Climate simulations and scenarios produced for California's Fourth Climate Change Assessment enable investigation of extreme, highly damaging climate changes that are possible but unlikely. One of these low probability, high consequence events is extreme drought. To explore extreme drought in a warmer future, two 20-year drought scenarios were produced from the LOCA downscaled meteorological and hydrological simulations (Pierce et al, 2018):
- The first scenario covers the later part of this century from 2051-2070 and was derived from LOCA downscaled HadGEM2-ES RCP 8.5 simulation
- The second scenario covers the earlier part of this century from 2023-2042. The precipitation during this scenario is daily LOCA downscaled precipitation in the sequence that it occurred from 2051-2070. However, the maximum and minimum temperatures are an adjusted version of 2051-2070 scenario that takes into account climate warming over the century.
A more detailed description about the drought scenarios is available in the technical Report on Climate, Drought, and Sea Level Rise Scenarios prepared for California's Fourth Climate Change Assessment.
Users can explore data for the two different extended drought scenarios by selecting a Scenario option in the Tool Settings panel.
Explore projections for Temperature and Precipitation
By default, data is shown for Maximum Temperature, Minimum Temperature and Precipitation for the selected Extended Drought period.
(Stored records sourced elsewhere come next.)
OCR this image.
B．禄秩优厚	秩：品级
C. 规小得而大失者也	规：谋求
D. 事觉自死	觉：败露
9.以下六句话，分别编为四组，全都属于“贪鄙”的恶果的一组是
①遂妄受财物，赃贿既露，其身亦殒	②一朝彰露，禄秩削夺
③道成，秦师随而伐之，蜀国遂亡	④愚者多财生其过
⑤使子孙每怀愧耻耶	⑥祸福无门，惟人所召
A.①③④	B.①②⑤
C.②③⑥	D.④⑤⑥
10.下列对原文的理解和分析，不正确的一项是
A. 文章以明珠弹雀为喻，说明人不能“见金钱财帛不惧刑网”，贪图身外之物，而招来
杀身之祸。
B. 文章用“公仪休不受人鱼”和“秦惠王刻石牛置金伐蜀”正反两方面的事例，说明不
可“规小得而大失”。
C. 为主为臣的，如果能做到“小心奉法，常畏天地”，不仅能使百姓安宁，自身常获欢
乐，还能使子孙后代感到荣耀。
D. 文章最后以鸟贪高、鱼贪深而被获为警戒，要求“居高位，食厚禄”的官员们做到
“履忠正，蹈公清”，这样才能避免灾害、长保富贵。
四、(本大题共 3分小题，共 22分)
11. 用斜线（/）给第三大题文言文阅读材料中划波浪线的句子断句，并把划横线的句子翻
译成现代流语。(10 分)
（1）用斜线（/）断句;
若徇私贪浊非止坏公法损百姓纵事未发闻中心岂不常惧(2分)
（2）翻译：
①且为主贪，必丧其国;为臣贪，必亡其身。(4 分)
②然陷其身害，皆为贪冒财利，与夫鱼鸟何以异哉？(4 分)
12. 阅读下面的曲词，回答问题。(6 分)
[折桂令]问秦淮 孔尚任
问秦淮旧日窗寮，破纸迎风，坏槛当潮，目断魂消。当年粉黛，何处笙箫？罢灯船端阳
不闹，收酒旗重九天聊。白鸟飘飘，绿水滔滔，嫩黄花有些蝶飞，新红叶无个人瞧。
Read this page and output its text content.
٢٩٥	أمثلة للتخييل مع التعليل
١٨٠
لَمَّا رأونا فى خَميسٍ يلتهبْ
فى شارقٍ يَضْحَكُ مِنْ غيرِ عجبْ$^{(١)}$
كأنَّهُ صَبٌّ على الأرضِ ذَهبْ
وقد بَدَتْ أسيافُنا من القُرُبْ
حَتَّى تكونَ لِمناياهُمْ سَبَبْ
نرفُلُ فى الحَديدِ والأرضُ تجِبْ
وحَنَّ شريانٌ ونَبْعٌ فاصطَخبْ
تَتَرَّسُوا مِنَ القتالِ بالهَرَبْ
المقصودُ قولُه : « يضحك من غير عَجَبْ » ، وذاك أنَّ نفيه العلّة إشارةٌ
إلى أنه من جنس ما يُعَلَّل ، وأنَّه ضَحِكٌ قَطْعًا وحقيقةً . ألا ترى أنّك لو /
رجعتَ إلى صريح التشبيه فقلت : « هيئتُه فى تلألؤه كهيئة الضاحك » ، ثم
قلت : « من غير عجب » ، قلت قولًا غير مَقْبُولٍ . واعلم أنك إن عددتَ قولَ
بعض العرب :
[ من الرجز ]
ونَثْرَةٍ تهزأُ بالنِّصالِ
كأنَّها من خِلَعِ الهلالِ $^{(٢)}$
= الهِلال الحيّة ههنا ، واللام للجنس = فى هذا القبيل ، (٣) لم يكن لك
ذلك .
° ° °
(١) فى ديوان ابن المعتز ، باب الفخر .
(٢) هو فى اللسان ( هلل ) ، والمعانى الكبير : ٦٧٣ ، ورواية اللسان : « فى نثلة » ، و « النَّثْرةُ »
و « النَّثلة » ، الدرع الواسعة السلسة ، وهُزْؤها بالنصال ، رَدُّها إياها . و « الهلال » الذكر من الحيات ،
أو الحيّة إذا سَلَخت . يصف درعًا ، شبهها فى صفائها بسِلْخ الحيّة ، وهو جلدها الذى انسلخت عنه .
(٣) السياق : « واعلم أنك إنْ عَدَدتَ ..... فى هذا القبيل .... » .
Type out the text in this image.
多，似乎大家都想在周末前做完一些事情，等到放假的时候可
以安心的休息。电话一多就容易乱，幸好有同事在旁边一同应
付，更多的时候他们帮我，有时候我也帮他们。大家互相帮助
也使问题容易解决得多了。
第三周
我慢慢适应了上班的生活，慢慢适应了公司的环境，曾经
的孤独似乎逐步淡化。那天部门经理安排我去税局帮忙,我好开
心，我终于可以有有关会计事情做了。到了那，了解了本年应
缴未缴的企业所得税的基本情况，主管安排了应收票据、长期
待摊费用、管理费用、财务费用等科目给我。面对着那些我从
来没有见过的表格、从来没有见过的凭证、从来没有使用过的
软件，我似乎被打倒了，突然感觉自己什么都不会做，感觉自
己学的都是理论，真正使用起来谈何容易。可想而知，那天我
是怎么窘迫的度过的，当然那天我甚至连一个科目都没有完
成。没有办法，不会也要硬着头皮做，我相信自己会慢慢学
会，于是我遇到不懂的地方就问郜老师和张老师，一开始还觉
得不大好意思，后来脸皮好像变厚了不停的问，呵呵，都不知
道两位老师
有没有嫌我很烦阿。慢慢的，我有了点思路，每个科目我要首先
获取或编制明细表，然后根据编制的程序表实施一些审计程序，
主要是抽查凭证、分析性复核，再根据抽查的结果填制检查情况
Each chart shows annual averages (represented by a red line) for the HadGEM2-ES RCP 8.5 drought simulation delineating the period from 5 years prior to 5 years after the 20 year drought. Also shown in the chart is the spread of values (gray envelope) for the climate variable from all the other 32 LOCA downscaled models for the RCP 8.5 scenario. Statistics next to the chart compare the observed historical average with the averages during the 20 year extended drought period.
Data can be aggregated to produce annual averages by water year (October to September) or by calendar year (Jan to Dec).
Additional hydrological variables
For both drought scenarios, additional downscaled hydrological variables calculated using VIC are also available for exploring the substantially diminished snowpack, runoff, baseflow, etc. during the multi-year dry spell. Users can select one or more hydrological variables to load by clicking on an option.